Persoalannya bukan terletak pada apakah tapak kaki kita telah menapaki seluruh
permukaan bumi, tetapi pada seberapa besar nilai seluruh dimensi hidup yang
muncul dari segenap pengalaman itu mampu membawa kita pada keridhoan Allah
SWT.
Berbiak Bersama
Dunia
Kami bertemu ketika dia menjadi mahasiswa baru UIN Sunan Gunung Djati, Bandung pada semester ganjil 2007. Ketika itu, dia menulis di Peta Hidupnya bahwa ia ingin menjadi presiden dan kuliah di luar negeri. Sebelum lulus S1, ia sudah terbang ke dua puluh satu negara untuk sejumlah kegiatan kemahasiswaan. Bertemu dengan banyak orang dan komunitas.
Dialah Gugun Gumilar, mahasiswa
Jurusan Pendidikan Bahasa Inggris, Fakultas Tarbiyah dan Keguruan, UIN Sunan
Gunung Djati. Selama perkuliahannya, dia telah menjalani serangkaian perjalanan
ke sejumlah negara untuk berbagai kegiatan. Perjalanan belajar itu di antaranya
adalah mendapatkan kesempatan belajar di New York dan Washinton DC selama tiga
bulan, belajar di Rusia selama dua minggu, Malaysia selama seminggu, Singapura
seminggu, dan mengunjungi Jerman, Italia, Portugal untuk sebuah acara
kemahasiswaan. Dengan segala kesibukannya itu, justru Gugun mendapatkan energi
luar biasa untuk menuntas kuliahnya dengan IPK 3,90. Masya Allah!
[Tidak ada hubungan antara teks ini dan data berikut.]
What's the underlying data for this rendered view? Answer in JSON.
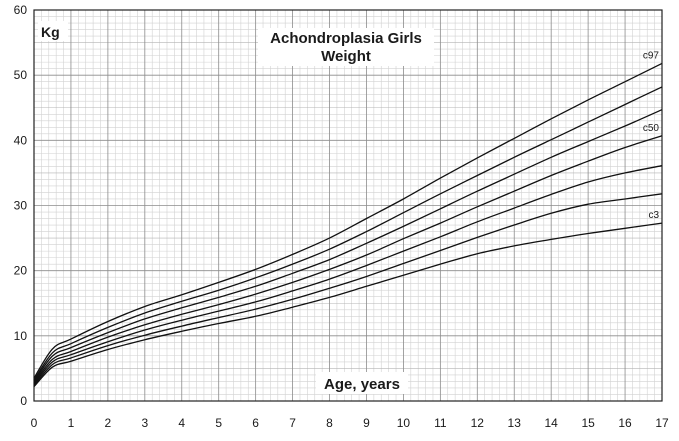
{
  "chart_data": {
    "type": "line",
    "title": "Achondroplasia Girls",
    "subtitle": "Weight",
    "xlabel": "Age, years",
    "ylabel": "Kg",
    "xlim": [
      0,
      17
    ],
    "ylim": [
      0,
      60
    ],
    "x_ticks": [
      "0",
      "1",
      "2",
      "3",
      "4",
      "5",
      "6",
      "7",
      "8",
      "9",
      "10",
      "11",
      "12",
      "13",
      "14",
      "15",
      "16",
      "17"
    ],
    "y_ticks": [
      "0",
      "10",
      "20",
      "30",
      "40",
      "50",
      "60"
    ],
    "grid": true,
    "x": [
      0,
      0.5,
      1,
      2,
      3,
      4,
      5,
      6,
      7,
      8,
      9,
      10,
      11,
      12,
      13,
      14,
      15,
      16,
      17
    ],
    "series": [
      {
        "name": "c97",
        "values": [
          3.5,
          8.0,
          9.5,
          12.2,
          14.5,
          16.3,
          18.2,
          20.2,
          22.5,
          25.0,
          28.0,
          31.0,
          34.2,
          37.3,
          40.3,
          43.3,
          46.2,
          49.0,
          51.8
        ]
      },
      {
        "name": "",
        "values": [
          3.2,
          7.4,
          8.8,
          11.3,
          13.5,
          15.3,
          17.0,
          18.9,
          21.0,
          23.3,
          26.0,
          28.9,
          31.8,
          34.6,
          37.4,
          40.1,
          42.8,
          45.5,
          48.2
        ]
      },
      {
        "name": "",
        "values": [
          3.0,
          6.9,
          8.2,
          10.5,
          12.6,
          14.3,
          15.9,
          17.6,
          19.6,
          21.7,
          24.2,
          26.8,
          29.5,
          32.2,
          34.8,
          37.4,
          39.8,
          42.2,
          44.7
        ]
      },
      {
        "name": "c50",
        "values": [
          2.8,
          6.4,
          7.6,
          9.8,
          11.7,
          13.3,
          14.8,
          16.4,
          18.2,
          20.2,
          22.4,
          24.9,
          27.3,
          29.8,
          32.2,
          34.6,
          36.8,
          38.9,
          40.7
        ]
      },
      {
        "name": "",
        "values": [
          2.6,
          6.0,
          7.1,
          9.1,
          10.9,
          12.4,
          13.8,
          15.2,
          16.9,
          18.7,
          20.8,
          23.0,
          25.2,
          27.5,
          29.6,
          31.7,
          33.6,
          35.0,
          36.1
        ]
      },
      {
        "name": "",
        "values": [
          2.4,
          5.6,
          6.6,
          8.5,
          10.1,
          11.5,
          12.8,
          14.1,
          15.6,
          17.3,
          19.1,
          21.1,
          23.1,
          25.1,
          27.0,
          28.8,
          30.2,
          31.0,
          31.8
        ]
      },
      {
        "name": "c3",
        "values": [
          2.2,
          5.2,
          6.1,
          7.9,
          9.4,
          10.7,
          11.9,
          13.0,
          14.4,
          15.9,
          17.6,
          19.3,
          21.0,
          22.6,
          23.8,
          24.8,
          25.7,
          26.5,
          27.3
        ]
      }
    ]
  }
}
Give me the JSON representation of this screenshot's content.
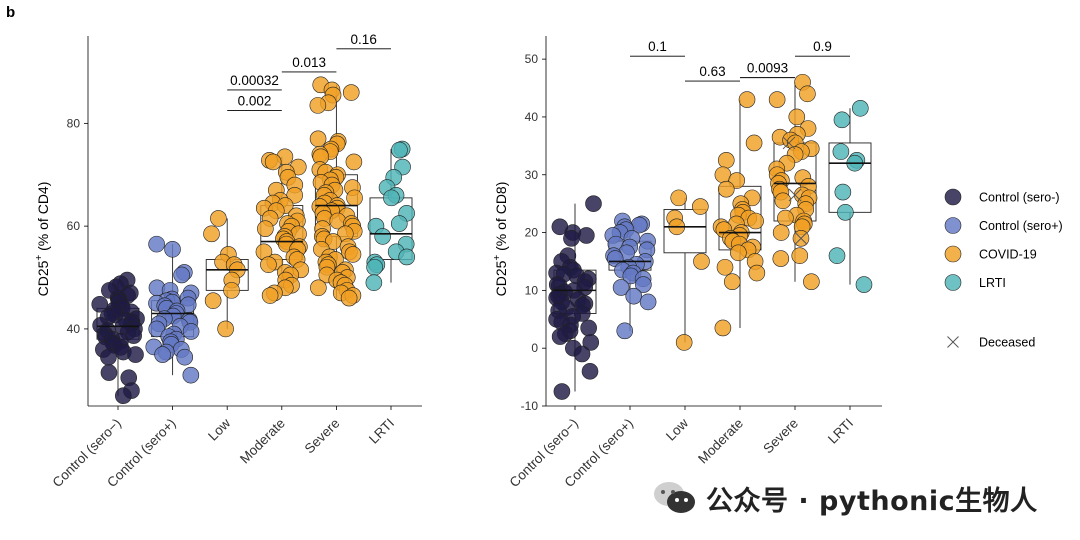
{
  "panel_label": "b",
  "watermark": {
    "text": "公众号 · pythonic生物人",
    "icon": "wechat-icon"
  },
  "colors": {
    "sero_neg": "#1e1b45",
    "sero_pos": "#6479c4",
    "covid": "#f0a024",
    "lrti": "#4fb5b7"
  },
  "chart_data": [
    {
      "type": "box-scatter",
      "ylabel_main": "CD25",
      "ylabel_sup": "+",
      "ylabel_rest": " (% of CD4)",
      "ylim": [
        25,
        97
      ],
      "yticks": [
        40,
        60,
        80
      ],
      "categories": [
        "Control (sero−)",
        "Control (sero+)",
        "Low",
        "Moderate",
        "Severe",
        "LRTI"
      ],
      "boxes": [
        {
          "q1": 38,
          "median": 40.5,
          "q3": 44,
          "whisker_low": 27,
          "whisker_high": 49.5
        },
        {
          "q1": 38.5,
          "median": 43,
          "q3": 45.5,
          "whisker_low": 31,
          "whisker_high": 56.5
        },
        {
          "q1": 47.5,
          "median": 51.5,
          "q3": 53.5,
          "whisker_low": 40,
          "whisker_high": 61.5
        },
        {
          "q1": 53.5,
          "median": 57,
          "q3": 64,
          "whisker_low": 46.5,
          "whisker_high": 73.5
        },
        {
          "q1": 58,
          "median": 64,
          "q3": 70,
          "whisker_low": 46,
          "whisker_high": 87.5
        },
        {
          "q1": 53.5,
          "median": 58.5,
          "q3": 65.5,
          "whisker_low": 49,
          "whisker_high": 75
        }
      ],
      "points": [
        [
          49.5,
          48.8,
          48.2,
          47.5,
          47,
          46.5,
          46,
          45.5,
          45.2,
          44.8,
          44.5,
          44,
          43.7,
          43.3,
          43,
          42.7,
          42.3,
          42,
          41.7,
          41.4,
          41,
          40.7,
          40.4,
          40,
          39.7,
          39.4,
          39,
          38.7,
          38.4,
          38,
          37.6,
          37.2,
          36.8,
          36.4,
          36,
          35.5,
          35,
          34.5,
          31.5,
          30.5,
          28,
          27
        ],
        [
          56.5,
          55.5,
          51,
          50.5,
          48,
          47.5,
          47,
          46,
          45.8,
          45.5,
          45.2,
          45,
          44.7,
          44.5,
          44,
          43.5,
          43,
          42.5,
          42,
          41.7,
          41.3,
          41,
          40.5,
          40,
          39.5,
          39,
          38.5,
          38,
          37.5,
          37,
          36.5,
          36,
          35.5,
          35,
          34.5,
          31
        ],
        [
          61.5,
          58.5,
          54.5,
          53,
          52.5,
          51.5,
          49.5,
          47.5,
          45.5,
          40
        ],
        [
          73.5,
          72.8,
          72.5,
          71.5,
          70.5,
          69.5,
          68,
          67,
          66,
          65,
          64.5,
          64,
          63.5,
          63,
          62,
          61.5,
          61,
          60.5,
          60,
          59.5,
          59,
          58.5,
          58,
          57.5,
          57,
          56.5,
          56,
          55.5,
          55,
          54,
          53.5,
          53,
          52.5,
          51.5,
          51,
          50.5,
          49.5,
          48.5,
          48,
          47,
          46.5
        ],
        [
          87.5,
          86.5,
          86,
          85.5,
          84,
          83.5,
          77,
          76.5,
          76,
          75,
          74.5,
          74,
          73.5,
          72.5,
          71,
          70.5,
          70,
          69.5,
          69,
          68.5,
          68,
          67.5,
          67,
          66.5,
          66,
          65.5,
          65,
          64.5,
          64,
          63.8,
          63.5,
          63,
          62.5,
          62,
          61.5,
          61,
          60.5,
          60,
          59.5,
          59,
          58.5,
          58,
          57.5,
          57,
          56,
          55.5,
          55,
          54.5,
          54,
          53.5,
          53,
          52.5,
          52,
          51.5,
          51,
          50.5,
          50,
          49.5,
          49,
          48.5,
          48,
          47.5,
          47,
          46.5,
          46
        ],
        [
          75,
          74.8,
          71.5,
          69.5,
          67.5,
          66,
          65.5,
          62.5,
          60.5,
          60,
          58,
          56.5,
          55,
          54,
          53,
          52.5,
          52,
          49
        ]
      ],
      "deceased": [],
      "comparisons": [
        {
          "label": "0.16",
          "from": 4,
          "to": 5,
          "y": 94.5
        },
        {
          "label": "0.013",
          "from": 3,
          "to": 4,
          "y": 90
        },
        {
          "label": "0.00032",
          "from": 2,
          "to": 3,
          "y": 86.5
        },
        {
          "label": "0.002",
          "from": 2,
          "to": 3,
          "y": 82.5
        }
      ]
    },
    {
      "type": "box-scatter",
      "ylabel_main": "CD25",
      "ylabel_sup": "+",
      "ylabel_rest": " (% of CD8)",
      "ylim": [
        -10,
        54
      ],
      "yticks": [
        -10,
        0,
        10,
        20,
        30,
        40,
        50
      ],
      "categories": [
        "Control (sero−)",
        "Control (sero+)",
        "Low",
        "Moderate",
        "Severe",
        "LRTI"
      ],
      "boxes": [
        {
          "q1": 6,
          "median": 10,
          "q3": 13.5,
          "whisker_low": -7.5,
          "whisker_high": 25
        },
        {
          "q1": 13.5,
          "median": 15,
          "q3": 18.5,
          "whisker_low": 3,
          "whisker_high": 22
        },
        {
          "q1": 16.5,
          "median": 21,
          "q3": 24,
          "whisker_low": 1,
          "whisker_high": 26
        },
        {
          "q1": 17,
          "median": 20,
          "q3": 28,
          "whisker_low": 3.5,
          "whisker_high": 43
        },
        {
          "q1": 22,
          "median": 28.5,
          "q3": 35.5,
          "whisker_low": 11.5,
          "whisker_high": 46
        },
        {
          "q1": 23.5,
          "median": 32,
          "q3": 35.5,
          "whisker_low": 11,
          "whisker_high": 41.5
        }
      ],
      "points": [
        [
          25,
          21,
          20,
          19.5,
          19,
          16,
          15,
          14,
          13.5,
          13,
          12.8,
          12.5,
          12,
          11.5,
          11,
          10.8,
          10.5,
          10,
          9.7,
          9.4,
          9,
          8.7,
          8.4,
          8,
          7.7,
          7.4,
          7,
          6.5,
          6,
          5.5,
          5,
          4.5,
          4,
          3.5,
          3,
          2.5,
          2,
          1,
          0,
          -1,
          -4,
          -7.5
        ],
        [
          22,
          21.5,
          21.3,
          21,
          20.5,
          20,
          19.5,
          19,
          18.5,
          18,
          17.5,
          17,
          16.5,
          16,
          15.5,
          15,
          14.5,
          14,
          13.5,
          13,
          12.5,
          12,
          11,
          10.5,
          9,
          8,
          3
        ],
        [
          26,
          24.5,
          22.5,
          21,
          15,
          1
        ],
        [
          43,
          35.5,
          32.5,
          30,
          29,
          27.5,
          26,
          25,
          24,
          23.5,
          23,
          22.5,
          22,
          21.5,
          21,
          20.5,
          20,
          19.5,
          19,
          18.5,
          18,
          17.5,
          17,
          16.5,
          15,
          14,
          13,
          11.5,
          3.5
        ],
        [
          46,
          44,
          43,
          40,
          38,
          37,
          36.5,
          36,
          35.5,
          34.5,
          34,
          33.5,
          32,
          31,
          30,
          29.5,
          29,
          28.5,
          28,
          27.5,
          27,
          26.5,
          26,
          25.5,
          25,
          24,
          23,
          22.5,
          22,
          21.5,
          21,
          20,
          19,
          16,
          15.5,
          11.5
        ],
        [
          41.5,
          39.5,
          34,
          32.5,
          32,
          27,
          23.5,
          16,
          11
        ]
      ],
      "deceased": [
        [
          4,
          35.5
        ],
        [
          4,
          26.5
        ],
        [
          4,
          19
        ]
      ],
      "comparisons": [
        {
          "label": "0.1",
          "from": 1,
          "to": 2,
          "y": 50.5
        },
        {
          "label": "0.9",
          "from": 4,
          "to": 5,
          "y": 50.5
        },
        {
          "label": "0.0093",
          "from": 3,
          "to": 4,
          "y": 46.8
        },
        {
          "label": "0.63",
          "from": 2,
          "to": 3,
          "y": 46.2
        }
      ]
    }
  ],
  "legend": {
    "items": [
      {
        "label": "Control (sero-)",
        "color": "#1e1b45"
      },
      {
        "label": "Control (sero+)",
        "color": "#6479c4"
      },
      {
        "label": "COVID-19",
        "color": "#f0a024"
      },
      {
        "label": "LRTI",
        "color": "#4fb5b7"
      }
    ],
    "deceased_label": "Deceased"
  }
}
Gugun telah mempersiapkan diri
menjadi bagian dari semesta yang mampu dimaknainya. Mimpinya untuk kuliah ke
luar negeri menjadi tantangan dan energi luar biasa baginya untuk menjadi dan
melakukan yang terbaik dalam studi. Bergerak dalam arti sebenarnya telah
ditunjukkan Gugun dalam menggenapi cita-citanya. Kini, ketika sejumlah jendela
itu terbuka lebar dan semesta sudah siap diarunginya, Gugun telah siap dengan
sayap kokohnya menuju ke sana. Berbiak bersama dan dalam dunia telah
menempatkan seluruh pusaran waktunya untuk menjadi bagian dari pergerakan dunia
yang mampu dikonstruksi maksimal dengan segala potensinya.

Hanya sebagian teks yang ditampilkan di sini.